Bellagio, storia del vertice del triangolo lariano. I primi abitanti della zona furono gli Insubri, almeno fino all’invasione dei Galli che, attorno al 600 a.C. , si installarono a Como e a Milano. I Galli su fusero con i primi abitanti e ne assorbirono i costumi e le tradizioni. Nel 196 a.C. in quella stessa zona arrivarono i Romani, guidati dal console Claudio Marcello, che “vinsero” il territorio nella battaglia di Camerlata. Ai tempi di Giulio Cesare arrivarono nei pressi di Bellagio tantissimi coloni greci, facendo del paese un crogiolo di etnie.
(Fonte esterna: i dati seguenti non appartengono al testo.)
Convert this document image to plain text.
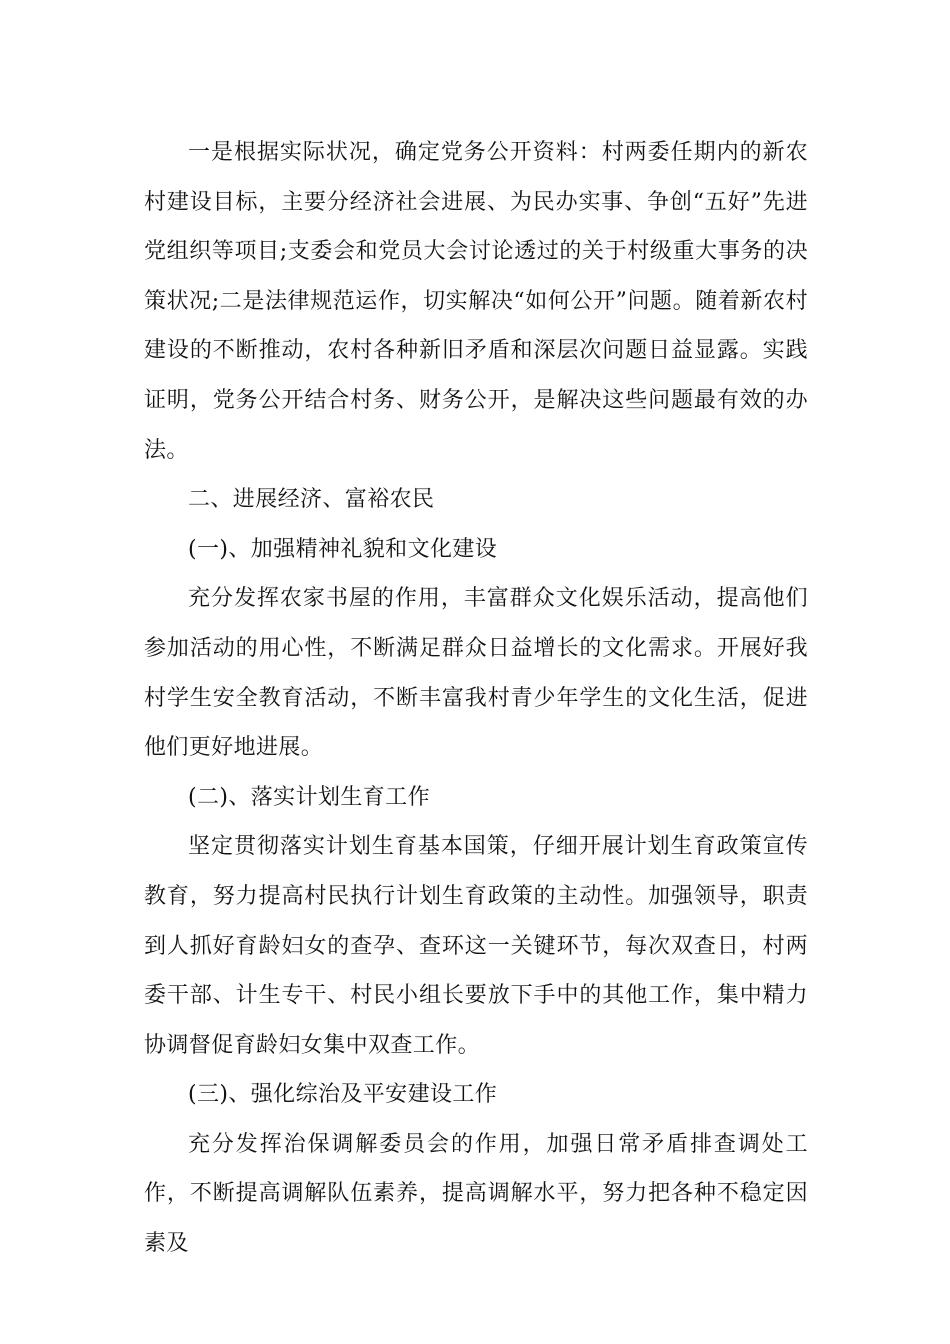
一是根据实际状况，确定党务公开资料：村两委任期内的新农村建设目标，主要分经济社会进展、为民办实事、争创“五好”先进党组织等项目;支委会和党员大会讨论透过的关于村级重大事务的决策状况;二是法律规范运作，切实解决“如何公开”问题。随着新农村建设的不断推动，农村各种新旧矛盾和深层次问题日益显露。实践证明，党务公开结合村务、财务公开，是解决这些问题最有效的办法。

二、进展经济、富裕农民

(一)、加强精神礼貌和文化建设

充分发挥农家书屋的作用，丰富群众文化娱乐活动，提高他们参加活动的用心性，不断满足群众日益增长的文化需求。开展好我村学生安全教育活动，不断丰富我村青少年学生的文化生活，促进他们更好地进展。

(二)、落实计划生育工作

坚定贯彻落实计划生育基本国策，仔细开展计划生育政策宣传教育，努力提高村民执行计划生育政策的主动性。加强领导，职责到人抓好育龄妇女的查孕、查环这一关键环节，每次双查日，村两委干部、计生专干、村民小组长要放下手中的其他工作，集中精力协调督促育龄妇女集中双查工作。

(三)、强化综治及平安建设工作

充分发挥治保调解委员会的作用，加强日常矛盾排查调处工作，不断提高调解队伍素养，提高调解水平，努力把各种不稳定因素及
Bellagio era rinomata già in tempi antichi: ne parlò Virgilio nelle “Georgiche” e Plinio il Giovane vi si recava per le vacanze estive.

 

Nel 568 d.C. i Longobardi guidati da Alboino invasero la Pianura Padana e anche le zone limitrofe al lago di Como. Con l’arrivo dei Franchi la Lombardia fu suddivisa in contee - Bellagio apparteneva a quella di Milano – e in tal modo si dette al via al feudalesimo. Dopo la dominazione degli Ottoni di Germania cominciò una lunga guerra che durò dieci anni per la successione vescovile nella Diocesi di Como durante la quale Bellagio mise a disposizione di Milano la sua flotta. Ma ciò non servì a vincere la guerra e così Como si ritrovò assoggettata a Milano – cosa che durò per vari decenni -.

 

Il “molo 14”, festa di una diocesi. La prima domenica di maggio nella frazione di San Giovanni, presso Bellagio si tiene la festa del “Molo 14”, aperto a tutti i quattordicenni i quali si suddividono in “mozzi”, “rematori”, “cambusieri”. Essi devono essere “vaccinati” per le varie malattie – che sarebbero i peccati – che potrebbero prendere gli uomini del mare. Il Vescovo in questa occasione si traveste persino da pirata, con tanto di benda ed uncino! Tuttavia la festa non si chiude qui, ma termina con i “Due giorni giovani” in cui i ragazzi raccontano del loro cammino spirituale.